Cases under later versions of the Georgia Code agree.
In 1957, the Georgia Supreme Court reiterated, "Where a deed is made to defraud creditors, it is good as between the parties thereto and those in privity with them, though void as to creditors." Fuller v. Fuller, 97 S.E.2d 306, 309 (Ga. 1957); see also Mercantile Nat'l Bank v. Aldridge, 210 S.E.2d 791, 794 (Ga. 1974) ("[T]he law . . . declares the instrument void so far as creditors who held demands against the donor at the time of the conveyance are concerned").
In 2000, the Georgia Court of Appeals explained again that void did not mean completely void, citing as authority a case from 1932:
The fact that a transfer is made with the intent to defraud creditors, however, does not make it void for all purposes; it simply makes the transfer void as to the creditors and those with claims on the transferor. The transfer remains valid as between the transferor and transferee and their privies.Thomas Mote Trucking, Inc. v. PCL Civil Constructors, Inc., 540 S.E.2d 261, 266-67 (Ga. Ct. App. 2000) (citing McCranie v. Cobb, 162 S.E. 692 (Ga. 1932)).
Thus, Allen's argument that "void means void" finds no support in case law.
Further, it finds no support in the language of the statute itself. With the passage of GUFTA in 2002, the word "void" disappeared:
Under GUFTA's immediate-predecessor statute, fraudulent transfers were still as to creditors "null and void." 4 Samantha M. Khosla, Georgia Jurisprudence Business Torts and Trade Regulation § 2:27 (March 2017 Update).
(a) A transfer made or obligation incurred by a debtor is fraudulent as to a creditor . . . if the debtor made the transfer or incurred the obligation:
O.C.G.A. § 18-2-74 (effective to June 30, 2015). And as to remedies:(1) With actual intent to hinder, delay, or defraud any creditor of the debtor . . . .
(a) In an action for relief against a transfer or obligation under this article, a creditor . . . may obtain:
O.C.G.A. § 18-2-77 (effective to June 30, 2015).(1) Avoidance of the transfer or obligation to the extent necessary to satisfy the creditor's claim . . . .
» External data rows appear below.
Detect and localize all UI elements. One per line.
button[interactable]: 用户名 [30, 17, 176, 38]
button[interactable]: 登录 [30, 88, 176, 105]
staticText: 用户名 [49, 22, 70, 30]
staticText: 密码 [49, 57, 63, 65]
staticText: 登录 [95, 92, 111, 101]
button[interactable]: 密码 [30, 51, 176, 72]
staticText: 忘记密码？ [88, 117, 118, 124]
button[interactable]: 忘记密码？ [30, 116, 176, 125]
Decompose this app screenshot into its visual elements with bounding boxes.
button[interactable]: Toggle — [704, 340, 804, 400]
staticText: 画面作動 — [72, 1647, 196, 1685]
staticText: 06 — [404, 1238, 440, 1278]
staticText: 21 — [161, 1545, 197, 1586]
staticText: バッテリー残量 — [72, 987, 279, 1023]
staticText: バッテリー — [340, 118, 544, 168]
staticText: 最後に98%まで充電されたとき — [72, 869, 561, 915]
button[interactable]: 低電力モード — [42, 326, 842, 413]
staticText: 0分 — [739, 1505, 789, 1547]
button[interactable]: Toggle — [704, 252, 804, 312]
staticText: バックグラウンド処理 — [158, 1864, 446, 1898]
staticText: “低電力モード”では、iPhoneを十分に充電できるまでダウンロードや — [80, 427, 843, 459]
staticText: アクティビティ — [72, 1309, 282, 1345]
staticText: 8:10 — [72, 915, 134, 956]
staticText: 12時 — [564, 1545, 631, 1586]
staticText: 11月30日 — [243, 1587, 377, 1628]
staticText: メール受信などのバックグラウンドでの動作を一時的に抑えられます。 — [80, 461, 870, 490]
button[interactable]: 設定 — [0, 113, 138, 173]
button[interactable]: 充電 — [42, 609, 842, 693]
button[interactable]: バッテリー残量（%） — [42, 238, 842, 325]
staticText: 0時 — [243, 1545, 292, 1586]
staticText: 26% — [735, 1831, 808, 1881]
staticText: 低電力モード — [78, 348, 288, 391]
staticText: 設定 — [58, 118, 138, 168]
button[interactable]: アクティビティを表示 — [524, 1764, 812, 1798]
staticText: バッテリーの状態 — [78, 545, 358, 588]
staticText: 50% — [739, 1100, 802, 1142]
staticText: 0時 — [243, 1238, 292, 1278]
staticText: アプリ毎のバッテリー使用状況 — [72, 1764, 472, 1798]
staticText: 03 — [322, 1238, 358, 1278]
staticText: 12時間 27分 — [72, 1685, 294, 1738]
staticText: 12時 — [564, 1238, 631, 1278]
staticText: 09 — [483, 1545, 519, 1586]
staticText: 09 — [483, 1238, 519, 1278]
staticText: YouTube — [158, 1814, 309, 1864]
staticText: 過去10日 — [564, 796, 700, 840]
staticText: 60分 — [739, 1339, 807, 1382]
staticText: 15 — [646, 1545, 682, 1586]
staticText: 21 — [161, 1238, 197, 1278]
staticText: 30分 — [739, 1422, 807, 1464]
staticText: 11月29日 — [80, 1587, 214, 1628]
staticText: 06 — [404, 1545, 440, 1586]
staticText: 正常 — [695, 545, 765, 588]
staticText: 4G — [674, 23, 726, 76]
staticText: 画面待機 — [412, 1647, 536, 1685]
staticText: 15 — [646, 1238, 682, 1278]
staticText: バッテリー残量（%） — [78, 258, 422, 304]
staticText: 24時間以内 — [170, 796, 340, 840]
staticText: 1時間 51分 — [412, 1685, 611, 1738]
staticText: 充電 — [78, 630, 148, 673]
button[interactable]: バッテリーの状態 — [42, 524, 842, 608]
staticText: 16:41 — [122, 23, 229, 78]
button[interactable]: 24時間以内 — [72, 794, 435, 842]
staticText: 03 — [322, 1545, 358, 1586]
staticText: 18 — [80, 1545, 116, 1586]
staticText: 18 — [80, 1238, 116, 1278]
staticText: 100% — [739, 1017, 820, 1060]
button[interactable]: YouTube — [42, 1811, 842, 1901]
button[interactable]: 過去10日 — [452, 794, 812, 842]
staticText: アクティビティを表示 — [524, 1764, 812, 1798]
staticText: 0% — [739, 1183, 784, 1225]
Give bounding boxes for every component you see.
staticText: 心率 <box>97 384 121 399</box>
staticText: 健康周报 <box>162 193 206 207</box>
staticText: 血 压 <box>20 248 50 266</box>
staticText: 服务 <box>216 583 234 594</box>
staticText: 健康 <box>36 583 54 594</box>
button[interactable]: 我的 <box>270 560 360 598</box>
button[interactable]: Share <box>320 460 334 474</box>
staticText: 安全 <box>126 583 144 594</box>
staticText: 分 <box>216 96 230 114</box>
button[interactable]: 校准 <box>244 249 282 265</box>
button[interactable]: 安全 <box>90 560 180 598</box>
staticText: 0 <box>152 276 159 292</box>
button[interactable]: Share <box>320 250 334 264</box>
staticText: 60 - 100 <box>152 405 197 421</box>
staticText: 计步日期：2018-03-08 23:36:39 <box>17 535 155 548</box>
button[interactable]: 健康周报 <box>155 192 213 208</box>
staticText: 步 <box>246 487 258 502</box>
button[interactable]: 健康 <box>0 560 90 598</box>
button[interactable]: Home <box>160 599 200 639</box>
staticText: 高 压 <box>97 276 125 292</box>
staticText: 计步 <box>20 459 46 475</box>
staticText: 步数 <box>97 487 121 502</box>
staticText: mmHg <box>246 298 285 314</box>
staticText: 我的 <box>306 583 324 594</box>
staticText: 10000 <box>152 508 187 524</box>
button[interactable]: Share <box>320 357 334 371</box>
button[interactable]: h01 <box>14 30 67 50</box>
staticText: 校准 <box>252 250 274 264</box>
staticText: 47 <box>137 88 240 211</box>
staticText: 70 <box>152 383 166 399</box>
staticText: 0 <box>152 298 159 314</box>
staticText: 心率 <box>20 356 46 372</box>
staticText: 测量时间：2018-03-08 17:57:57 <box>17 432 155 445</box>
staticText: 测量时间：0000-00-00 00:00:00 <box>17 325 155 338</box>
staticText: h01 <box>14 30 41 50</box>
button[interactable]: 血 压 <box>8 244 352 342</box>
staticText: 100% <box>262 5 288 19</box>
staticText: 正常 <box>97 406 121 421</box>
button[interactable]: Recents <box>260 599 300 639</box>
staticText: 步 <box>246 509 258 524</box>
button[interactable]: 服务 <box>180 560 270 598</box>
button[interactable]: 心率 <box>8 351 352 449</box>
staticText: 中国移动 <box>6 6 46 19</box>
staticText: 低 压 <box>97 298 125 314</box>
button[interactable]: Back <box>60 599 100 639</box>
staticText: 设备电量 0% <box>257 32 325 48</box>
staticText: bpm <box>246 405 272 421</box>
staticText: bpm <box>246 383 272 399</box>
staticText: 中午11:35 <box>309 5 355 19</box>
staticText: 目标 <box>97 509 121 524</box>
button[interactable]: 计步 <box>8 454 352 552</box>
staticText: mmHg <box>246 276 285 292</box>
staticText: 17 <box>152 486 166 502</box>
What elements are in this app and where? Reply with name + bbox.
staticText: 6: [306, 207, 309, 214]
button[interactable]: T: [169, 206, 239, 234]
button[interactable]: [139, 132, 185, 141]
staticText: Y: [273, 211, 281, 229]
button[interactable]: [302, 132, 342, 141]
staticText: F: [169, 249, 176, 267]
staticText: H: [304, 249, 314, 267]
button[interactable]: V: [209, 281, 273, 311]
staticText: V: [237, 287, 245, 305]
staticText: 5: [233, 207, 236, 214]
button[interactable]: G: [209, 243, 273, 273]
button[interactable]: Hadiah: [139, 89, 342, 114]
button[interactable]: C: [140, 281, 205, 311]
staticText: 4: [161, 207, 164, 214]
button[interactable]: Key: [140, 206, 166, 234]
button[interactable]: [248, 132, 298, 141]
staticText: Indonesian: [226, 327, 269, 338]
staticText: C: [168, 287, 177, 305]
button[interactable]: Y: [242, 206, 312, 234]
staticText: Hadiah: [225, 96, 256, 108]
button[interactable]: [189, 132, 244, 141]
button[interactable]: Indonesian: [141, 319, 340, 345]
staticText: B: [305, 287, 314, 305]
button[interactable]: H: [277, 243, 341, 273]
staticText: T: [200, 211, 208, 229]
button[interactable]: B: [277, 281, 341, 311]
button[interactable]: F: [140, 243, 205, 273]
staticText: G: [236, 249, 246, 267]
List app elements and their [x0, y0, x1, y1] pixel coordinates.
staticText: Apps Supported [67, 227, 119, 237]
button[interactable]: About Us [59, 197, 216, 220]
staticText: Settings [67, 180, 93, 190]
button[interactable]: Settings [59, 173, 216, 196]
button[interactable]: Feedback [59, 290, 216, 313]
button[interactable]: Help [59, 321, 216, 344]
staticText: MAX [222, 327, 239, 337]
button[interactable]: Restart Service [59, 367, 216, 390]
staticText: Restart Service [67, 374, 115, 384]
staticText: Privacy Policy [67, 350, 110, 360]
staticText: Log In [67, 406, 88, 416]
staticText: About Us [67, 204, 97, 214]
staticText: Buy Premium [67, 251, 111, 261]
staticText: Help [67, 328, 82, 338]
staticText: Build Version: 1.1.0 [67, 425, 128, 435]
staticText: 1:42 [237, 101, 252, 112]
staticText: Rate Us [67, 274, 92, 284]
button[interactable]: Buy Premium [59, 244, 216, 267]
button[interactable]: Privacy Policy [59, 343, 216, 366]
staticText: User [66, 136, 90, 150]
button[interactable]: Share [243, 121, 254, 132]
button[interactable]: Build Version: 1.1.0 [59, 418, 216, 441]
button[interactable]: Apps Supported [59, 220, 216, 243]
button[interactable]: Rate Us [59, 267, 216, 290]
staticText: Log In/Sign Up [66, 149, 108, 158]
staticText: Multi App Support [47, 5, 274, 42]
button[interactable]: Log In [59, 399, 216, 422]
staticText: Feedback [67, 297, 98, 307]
Counsel for the Bank, adamant that this dispute provides no basis for establishing new law, nevertheless worries: "God knows that bankruptcy, being no heir of Elizabethan or common law, casts a broad shadow over jurisprudence and is a mystery to many." (Bank's Br. 5, ECF No. 37.) Here, there is no mystery.
The word "void" in the Consent Judgment means void as to the Bank, not void ab initio. No interest in the Property, whether legal or equitable, revested in Allen under the Consent Judgment. The Property is thus not property of the bankruptcy estate, but instead is property of the LLC.
ORDER
Southeastern Bank's motion for relief from the automatic stay is therefore ORDERED DISMISSED as unnecessary.
/s/_________
JOHN S. DALIS
United States Bankruptcy Judge Dated at Brunswick, Georgia, this 5th day of June, 2017.